Wall Street took another hit last week. I thought my three stocks to avoid -- Mattel, Despegar.com, and Tupperware Brands -- were going to lose to the market in the past week. They plummeted 4%, 9%, and 31%, respectively. The final result was an average drop of 14.7% for the week.
The S&P 500 moved 2.1% lower. I was right. I've been correct in 61 of the past 95 weeks, or 64% of the time.
Let's turn our attention to the week ahead. I see Dollar Tree (DLTR -2.03%), Affirm (AFRM -1.93%), and Citi Trends (CTRN -1.18%) as stocks you might want to consider steering clear of this week. Let's go over my near-term concerns with all three investments.
1. Dollar Tree
There's no point in shaking the leaves of Dollar Tree. Revenue has historically been meager but steady for the thrift-store retailer. This should be the seventh consecutive fiscal year of single-digit revenue growth.
The problem at Dollar Tree lately is the bottom line. The parent company behind Family Dollar and its namesake stores fell short of Wall Street profit targets in its fiscal first quarter three months ago. More importantly, it hosed down its full-year earnings guidance by more than just the degree of the first quarter's miss. Sales are fine, but keeping its costs in line has been a problem.
Dollar Tree's bottom-line shortfall stems from two things. The retailer is naturally struggling as shoppers shift to consumables, items that carry lower mark-ups than its other products. Dollar Tree also points to higher shrinkage, basically theft, refund fraud, or other operational losses.
It's against this environment of eroding margins that Dollar Tree will step up with fresh financials on Thursday morning. Analysts are bracing for $7.18 billion in sales, the steady 6% increase that it has averaged over the past few years. The dagger is the bottom line. The market is now projecting a 46% plunge in year-over-year earnings for the fiscal second quarter. Trees provide shade, but it's OK to throw some shade Dollar Tree's way now.
2. Affirm
There was a lot of buzz for Affirm and "buy now pay later" (BNPL) stocks a couple of years ago. Investors probably should have paid then to buy later. Affirm stock has plummeted 92% from its 2021 high, and it's reporting fresh financials this week.
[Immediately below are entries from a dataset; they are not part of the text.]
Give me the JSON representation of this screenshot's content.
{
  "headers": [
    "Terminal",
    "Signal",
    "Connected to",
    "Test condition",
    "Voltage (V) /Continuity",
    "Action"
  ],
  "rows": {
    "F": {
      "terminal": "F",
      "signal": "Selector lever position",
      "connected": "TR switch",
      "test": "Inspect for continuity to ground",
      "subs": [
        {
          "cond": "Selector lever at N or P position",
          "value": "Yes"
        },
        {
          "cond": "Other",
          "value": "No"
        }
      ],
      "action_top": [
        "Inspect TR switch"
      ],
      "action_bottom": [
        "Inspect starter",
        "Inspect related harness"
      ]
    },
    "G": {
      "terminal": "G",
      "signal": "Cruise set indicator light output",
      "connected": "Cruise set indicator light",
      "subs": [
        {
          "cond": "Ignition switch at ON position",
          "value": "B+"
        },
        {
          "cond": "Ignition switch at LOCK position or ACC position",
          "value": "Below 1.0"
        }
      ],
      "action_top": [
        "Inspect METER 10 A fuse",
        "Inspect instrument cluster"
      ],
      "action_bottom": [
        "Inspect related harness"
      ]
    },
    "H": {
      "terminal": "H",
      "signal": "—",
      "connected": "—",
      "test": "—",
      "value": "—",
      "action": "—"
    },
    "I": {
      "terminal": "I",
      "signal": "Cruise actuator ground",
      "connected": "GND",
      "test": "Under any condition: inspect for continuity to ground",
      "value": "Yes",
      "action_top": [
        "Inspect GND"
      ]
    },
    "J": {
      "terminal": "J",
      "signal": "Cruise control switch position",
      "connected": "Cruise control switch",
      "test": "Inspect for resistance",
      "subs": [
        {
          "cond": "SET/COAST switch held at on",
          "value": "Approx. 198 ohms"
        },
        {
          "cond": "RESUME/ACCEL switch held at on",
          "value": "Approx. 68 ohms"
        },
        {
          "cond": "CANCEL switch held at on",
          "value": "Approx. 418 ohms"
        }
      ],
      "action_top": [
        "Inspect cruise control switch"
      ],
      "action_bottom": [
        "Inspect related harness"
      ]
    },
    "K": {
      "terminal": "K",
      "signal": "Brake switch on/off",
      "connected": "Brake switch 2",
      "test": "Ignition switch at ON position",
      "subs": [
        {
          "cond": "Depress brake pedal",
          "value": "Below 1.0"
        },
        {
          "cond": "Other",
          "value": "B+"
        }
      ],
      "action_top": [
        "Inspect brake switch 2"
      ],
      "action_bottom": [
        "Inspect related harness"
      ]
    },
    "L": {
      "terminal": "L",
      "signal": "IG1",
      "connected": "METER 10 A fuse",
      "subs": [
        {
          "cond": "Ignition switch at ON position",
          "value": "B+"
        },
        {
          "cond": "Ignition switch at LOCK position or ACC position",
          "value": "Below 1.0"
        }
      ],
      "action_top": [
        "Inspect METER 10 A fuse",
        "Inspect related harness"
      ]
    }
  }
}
Affirm's business isn't humming along these days. Revenue growth has decelerated sharply over the past five quarters, going from 77% to 7% with its year-over-year top-line gains in that time. But it's not just the top line that's been a pressure point. Affirm has posted a larger-than-expected loss in three of its past four quarterly reports.
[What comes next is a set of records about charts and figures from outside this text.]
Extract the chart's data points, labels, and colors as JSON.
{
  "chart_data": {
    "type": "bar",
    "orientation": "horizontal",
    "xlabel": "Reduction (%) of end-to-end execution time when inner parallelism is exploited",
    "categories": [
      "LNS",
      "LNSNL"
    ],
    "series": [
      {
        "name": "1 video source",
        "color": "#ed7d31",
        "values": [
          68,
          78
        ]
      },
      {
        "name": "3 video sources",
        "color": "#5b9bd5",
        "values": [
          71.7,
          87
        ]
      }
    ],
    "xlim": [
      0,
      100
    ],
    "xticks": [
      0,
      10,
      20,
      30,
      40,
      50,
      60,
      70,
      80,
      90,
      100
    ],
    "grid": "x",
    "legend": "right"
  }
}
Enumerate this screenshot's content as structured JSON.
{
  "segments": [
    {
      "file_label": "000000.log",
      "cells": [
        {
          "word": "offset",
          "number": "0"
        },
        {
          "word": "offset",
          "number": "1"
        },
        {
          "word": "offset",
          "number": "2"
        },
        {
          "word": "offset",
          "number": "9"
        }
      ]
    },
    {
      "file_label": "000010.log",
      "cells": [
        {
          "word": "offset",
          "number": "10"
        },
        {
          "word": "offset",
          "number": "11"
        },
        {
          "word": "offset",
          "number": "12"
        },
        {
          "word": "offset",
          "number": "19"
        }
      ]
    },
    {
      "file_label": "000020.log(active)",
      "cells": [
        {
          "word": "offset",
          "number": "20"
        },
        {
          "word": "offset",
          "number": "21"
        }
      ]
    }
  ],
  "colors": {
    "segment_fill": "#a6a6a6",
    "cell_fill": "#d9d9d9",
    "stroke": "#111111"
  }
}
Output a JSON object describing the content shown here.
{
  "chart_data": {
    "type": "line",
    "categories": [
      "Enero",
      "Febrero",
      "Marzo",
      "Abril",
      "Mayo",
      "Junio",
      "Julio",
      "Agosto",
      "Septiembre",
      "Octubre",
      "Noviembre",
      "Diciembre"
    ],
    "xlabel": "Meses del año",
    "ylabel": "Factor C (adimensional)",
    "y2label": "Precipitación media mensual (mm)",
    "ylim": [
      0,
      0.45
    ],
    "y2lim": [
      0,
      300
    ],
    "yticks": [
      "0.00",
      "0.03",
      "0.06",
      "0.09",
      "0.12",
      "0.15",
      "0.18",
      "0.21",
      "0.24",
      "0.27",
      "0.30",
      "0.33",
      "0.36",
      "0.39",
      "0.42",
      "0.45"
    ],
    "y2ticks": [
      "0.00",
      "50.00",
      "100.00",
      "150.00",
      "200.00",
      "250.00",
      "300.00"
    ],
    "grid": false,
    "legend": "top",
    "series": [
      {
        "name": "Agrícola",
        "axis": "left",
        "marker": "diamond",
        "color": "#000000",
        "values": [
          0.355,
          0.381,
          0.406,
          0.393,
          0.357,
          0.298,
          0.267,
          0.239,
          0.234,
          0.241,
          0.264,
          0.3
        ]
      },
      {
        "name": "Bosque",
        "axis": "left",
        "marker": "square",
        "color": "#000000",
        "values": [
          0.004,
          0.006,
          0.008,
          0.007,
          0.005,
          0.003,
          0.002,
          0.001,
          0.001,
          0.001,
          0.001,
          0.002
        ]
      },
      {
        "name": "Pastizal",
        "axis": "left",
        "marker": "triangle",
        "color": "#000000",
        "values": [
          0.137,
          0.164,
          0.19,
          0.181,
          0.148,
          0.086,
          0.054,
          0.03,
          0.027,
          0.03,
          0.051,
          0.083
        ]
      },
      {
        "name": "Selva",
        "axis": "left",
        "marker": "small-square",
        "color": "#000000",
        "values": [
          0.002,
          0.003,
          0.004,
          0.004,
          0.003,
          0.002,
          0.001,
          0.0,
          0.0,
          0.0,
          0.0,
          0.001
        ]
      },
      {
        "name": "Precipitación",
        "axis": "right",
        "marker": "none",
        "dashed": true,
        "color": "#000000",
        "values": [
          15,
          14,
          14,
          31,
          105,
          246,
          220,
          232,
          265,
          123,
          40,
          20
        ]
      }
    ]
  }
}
Analysts see Affirm's deficit widening when it reports on Thursday afternoon. It's more than three years away from becoming profitable, and it's apparently heading in the wrong direction. Wall Street does see revenue rising 12% in the fiscal fourth-quarter report. It would be its first quarter of accelerating revenue growth in more than a year, but with the economic outlook still cloudy and borrowing costs high, it's hard to get excited about Affirm's near-term prospects.
3. Citi Trends
The clouds are getting darker at Citi Trends. The retail chain that sells apparel, accessories, and home goods in underserved communities has been struggling lately, and it provides another potentially troubling financial update on Tuesday morning.
It will be hard to top Citi Trends' previous performance in terms of bad news. It posted a quarterly loss that was more than double the red ink the market was forecasting. It also painted a gloomy near-term outlook that had analysts scrambling to revise their estimates. Citi Trends is no longer expected to be profitable this fiscal year, and next year's target has been slashed dramatically over the past three months.
The 611-store chain is expected to see its quarterly deficit more than triple on an 11% year-over-year slide in sales for its fiscal second quarter. That's not good, and that's unfortunate. Citi Trends is an important retailer. It sets up shop in African American and multicultural neighborhoods with largely low-income families.
Many traditional retailers overlook these significant neighborhoods. Half of Citi Trends' shoppers earn $25,000 or less a year, and the absence of Citi Trends would leave a retailing void in the community. It needs to succeed, but with the stock trading lower this year -- down 17% in an otherwise rising market -- good news has been in short supply.
The stock market is always on the move. If you're looking for safe stocks, you aren't likely to find them in Dollar Tree, Affirm, and Citi Trends this week.